Settler Colonialism Panel Assesses Growing Field
On April 14th, members of the Yale Group for the Study of Native America returned to Luce Hall’s Auditorium for the two-hour panel, “Historicizing Settler Colonialism: From Wisconsin to Palestine.” Organized between YGSNA, Yale’s Council on Middle East Studies, and the American Studies Program, the discussion was chaired by Professor Rosie Bsheer of the Yale History Department. It included Steven Salaita (Independent Scholar), Doug Kiel (Williams College), and Yale faculty members Dan Magaziner (History) and Ned Blackhawk (History and American Studies).
Assessing the rise of settler colonial studies and examining its application in a range of comparative settings, this panel queried the logics of colonial settlements in Palestine, the rise of anti-sovereignty movements in the American Midwest, as well as the history of Indigenous dispossession in South Africa. Each panelist examined the conceptual utilities of the paradigm and together joined audience members in an extended conversation about the transnational dimensions of global colonialism. Salaita examined the mythology of North American settlement in the discoursive imaginary of Israel’s colonization of Palestine, Kiel drew upon his ongoing research into the history of land alienation and reclamation among the Oneida Indian Nation of Wisconsin, and Magaziner provided an extended overview of southern Africa’s comparative regimes of British settler colonization.

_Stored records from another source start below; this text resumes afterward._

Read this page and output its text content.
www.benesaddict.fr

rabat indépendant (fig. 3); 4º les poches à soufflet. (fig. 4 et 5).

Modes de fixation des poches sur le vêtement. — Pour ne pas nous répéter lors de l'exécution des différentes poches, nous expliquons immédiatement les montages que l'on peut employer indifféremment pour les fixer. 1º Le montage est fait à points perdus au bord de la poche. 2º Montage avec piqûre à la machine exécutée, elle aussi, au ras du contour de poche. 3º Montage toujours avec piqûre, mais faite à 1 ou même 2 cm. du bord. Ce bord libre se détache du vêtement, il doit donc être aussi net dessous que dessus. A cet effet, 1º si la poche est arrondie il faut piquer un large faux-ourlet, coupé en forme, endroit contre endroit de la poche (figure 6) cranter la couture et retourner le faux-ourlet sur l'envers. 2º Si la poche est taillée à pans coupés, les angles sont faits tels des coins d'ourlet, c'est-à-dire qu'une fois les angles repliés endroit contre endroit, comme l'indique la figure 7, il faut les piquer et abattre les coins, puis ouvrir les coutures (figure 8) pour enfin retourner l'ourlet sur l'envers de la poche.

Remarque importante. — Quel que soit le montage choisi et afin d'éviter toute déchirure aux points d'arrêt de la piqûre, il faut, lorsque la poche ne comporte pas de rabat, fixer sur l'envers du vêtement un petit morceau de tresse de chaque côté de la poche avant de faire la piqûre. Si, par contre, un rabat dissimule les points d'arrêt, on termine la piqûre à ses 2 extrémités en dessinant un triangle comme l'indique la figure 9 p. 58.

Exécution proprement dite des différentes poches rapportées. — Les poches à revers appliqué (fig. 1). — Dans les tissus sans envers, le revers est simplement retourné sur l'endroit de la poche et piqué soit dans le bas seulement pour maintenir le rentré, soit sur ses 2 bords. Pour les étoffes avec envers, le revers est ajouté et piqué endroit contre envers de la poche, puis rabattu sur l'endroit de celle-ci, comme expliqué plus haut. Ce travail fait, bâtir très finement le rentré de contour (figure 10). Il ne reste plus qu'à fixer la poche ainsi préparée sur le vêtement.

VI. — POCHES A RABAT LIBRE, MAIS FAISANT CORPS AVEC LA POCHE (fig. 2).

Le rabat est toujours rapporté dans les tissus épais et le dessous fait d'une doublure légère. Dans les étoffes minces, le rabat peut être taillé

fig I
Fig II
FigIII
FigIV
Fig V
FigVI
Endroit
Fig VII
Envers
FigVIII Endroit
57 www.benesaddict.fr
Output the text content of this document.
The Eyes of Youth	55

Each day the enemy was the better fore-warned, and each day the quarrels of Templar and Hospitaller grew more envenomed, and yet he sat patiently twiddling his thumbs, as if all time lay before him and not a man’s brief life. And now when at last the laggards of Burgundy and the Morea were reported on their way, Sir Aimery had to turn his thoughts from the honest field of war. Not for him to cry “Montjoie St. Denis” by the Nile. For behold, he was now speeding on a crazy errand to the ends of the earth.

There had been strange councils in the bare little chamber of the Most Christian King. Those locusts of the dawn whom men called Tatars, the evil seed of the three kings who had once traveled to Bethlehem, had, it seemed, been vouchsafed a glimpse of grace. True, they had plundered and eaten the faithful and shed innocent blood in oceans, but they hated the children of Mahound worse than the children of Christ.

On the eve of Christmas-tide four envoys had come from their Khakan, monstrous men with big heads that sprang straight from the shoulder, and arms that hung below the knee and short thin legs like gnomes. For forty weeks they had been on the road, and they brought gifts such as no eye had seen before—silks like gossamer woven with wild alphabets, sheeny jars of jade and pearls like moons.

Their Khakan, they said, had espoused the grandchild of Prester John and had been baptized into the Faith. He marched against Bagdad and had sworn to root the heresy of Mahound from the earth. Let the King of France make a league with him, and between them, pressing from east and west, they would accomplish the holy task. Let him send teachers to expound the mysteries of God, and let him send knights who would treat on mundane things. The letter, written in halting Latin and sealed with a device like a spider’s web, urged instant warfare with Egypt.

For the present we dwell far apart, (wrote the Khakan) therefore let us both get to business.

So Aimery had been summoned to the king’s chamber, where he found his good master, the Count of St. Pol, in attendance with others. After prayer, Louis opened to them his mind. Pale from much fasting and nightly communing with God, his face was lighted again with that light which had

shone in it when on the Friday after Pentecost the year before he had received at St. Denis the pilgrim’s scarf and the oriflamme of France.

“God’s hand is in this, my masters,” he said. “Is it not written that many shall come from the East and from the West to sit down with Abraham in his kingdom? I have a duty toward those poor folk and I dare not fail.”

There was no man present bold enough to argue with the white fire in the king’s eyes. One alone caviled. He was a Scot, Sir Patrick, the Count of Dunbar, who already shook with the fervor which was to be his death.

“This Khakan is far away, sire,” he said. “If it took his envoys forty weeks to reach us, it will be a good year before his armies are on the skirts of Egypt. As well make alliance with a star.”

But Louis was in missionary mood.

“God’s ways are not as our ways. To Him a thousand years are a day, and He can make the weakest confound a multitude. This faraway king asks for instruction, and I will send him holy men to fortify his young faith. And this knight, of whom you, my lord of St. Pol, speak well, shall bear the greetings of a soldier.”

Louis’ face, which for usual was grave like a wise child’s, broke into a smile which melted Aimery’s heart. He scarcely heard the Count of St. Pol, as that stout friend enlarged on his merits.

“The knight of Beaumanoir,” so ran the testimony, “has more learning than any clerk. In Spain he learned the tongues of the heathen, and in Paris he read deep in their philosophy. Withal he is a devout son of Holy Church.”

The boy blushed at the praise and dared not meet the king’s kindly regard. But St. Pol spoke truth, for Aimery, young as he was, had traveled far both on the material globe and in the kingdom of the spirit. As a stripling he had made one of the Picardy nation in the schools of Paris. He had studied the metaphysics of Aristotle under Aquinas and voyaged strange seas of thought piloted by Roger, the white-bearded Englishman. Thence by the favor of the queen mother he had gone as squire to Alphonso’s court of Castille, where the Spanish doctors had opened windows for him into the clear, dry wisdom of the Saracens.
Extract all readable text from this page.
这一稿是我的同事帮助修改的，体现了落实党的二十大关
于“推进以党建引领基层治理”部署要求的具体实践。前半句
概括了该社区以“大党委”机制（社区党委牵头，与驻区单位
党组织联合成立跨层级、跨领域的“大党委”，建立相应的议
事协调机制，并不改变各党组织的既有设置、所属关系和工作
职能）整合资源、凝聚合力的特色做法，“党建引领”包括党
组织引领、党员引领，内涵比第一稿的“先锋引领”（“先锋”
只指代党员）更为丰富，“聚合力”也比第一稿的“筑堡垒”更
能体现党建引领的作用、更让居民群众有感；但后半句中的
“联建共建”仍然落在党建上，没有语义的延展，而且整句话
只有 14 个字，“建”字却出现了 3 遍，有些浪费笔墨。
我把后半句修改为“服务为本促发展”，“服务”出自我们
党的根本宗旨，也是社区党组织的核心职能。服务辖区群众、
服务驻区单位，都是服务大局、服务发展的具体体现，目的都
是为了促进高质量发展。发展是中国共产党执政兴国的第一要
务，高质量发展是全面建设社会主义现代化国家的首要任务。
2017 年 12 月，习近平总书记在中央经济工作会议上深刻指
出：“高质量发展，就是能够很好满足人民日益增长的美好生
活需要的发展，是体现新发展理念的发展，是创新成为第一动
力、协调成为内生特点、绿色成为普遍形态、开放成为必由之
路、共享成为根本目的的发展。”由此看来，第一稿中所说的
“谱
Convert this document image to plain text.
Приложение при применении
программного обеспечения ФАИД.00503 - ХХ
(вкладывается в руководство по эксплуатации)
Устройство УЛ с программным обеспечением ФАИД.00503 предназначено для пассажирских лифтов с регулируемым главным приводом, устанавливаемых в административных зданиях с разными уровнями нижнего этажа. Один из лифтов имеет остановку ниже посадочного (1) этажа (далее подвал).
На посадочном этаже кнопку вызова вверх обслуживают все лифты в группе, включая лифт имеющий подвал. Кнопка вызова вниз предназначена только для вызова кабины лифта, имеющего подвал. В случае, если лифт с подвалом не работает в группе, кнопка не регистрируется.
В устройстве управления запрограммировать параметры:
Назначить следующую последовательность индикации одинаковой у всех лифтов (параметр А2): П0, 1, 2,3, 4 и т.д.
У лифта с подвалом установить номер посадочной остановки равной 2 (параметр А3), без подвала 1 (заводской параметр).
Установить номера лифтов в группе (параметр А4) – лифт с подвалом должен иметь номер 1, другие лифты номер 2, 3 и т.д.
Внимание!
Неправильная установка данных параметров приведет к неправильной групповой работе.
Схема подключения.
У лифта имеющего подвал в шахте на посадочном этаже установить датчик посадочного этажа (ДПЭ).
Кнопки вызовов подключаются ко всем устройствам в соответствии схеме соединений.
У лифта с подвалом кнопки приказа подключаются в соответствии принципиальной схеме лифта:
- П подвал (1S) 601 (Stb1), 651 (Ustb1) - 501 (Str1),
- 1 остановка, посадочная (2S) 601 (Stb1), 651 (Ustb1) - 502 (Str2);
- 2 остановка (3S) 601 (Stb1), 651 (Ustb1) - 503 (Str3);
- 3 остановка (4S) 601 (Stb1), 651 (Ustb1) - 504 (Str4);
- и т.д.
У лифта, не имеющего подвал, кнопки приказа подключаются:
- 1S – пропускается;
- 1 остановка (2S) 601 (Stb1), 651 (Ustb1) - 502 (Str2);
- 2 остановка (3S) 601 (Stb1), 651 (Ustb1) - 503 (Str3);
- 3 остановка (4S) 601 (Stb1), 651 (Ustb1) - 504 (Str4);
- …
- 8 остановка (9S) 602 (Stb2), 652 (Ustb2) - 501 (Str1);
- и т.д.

Dozens of graduate students (photographed here with the panelists) from across not only Yale’s campus community but also New York City graduate programs attended the event, including nearly a dozen students from Professor Audra Simpson’s “Settler Colonialism in North America” graduate seminar at Columbia University. Such participation continues ongoing sets of conversations and exchanges between YGSNA members and New York City graduate student communities.
Salaita spent the early afternoon at the Native American Cultural Center meeting with graduate students from across campus, discussing his ongoing legal struggles with the University of Illinois’s administration, which terminated his tenured appointment in August 2014.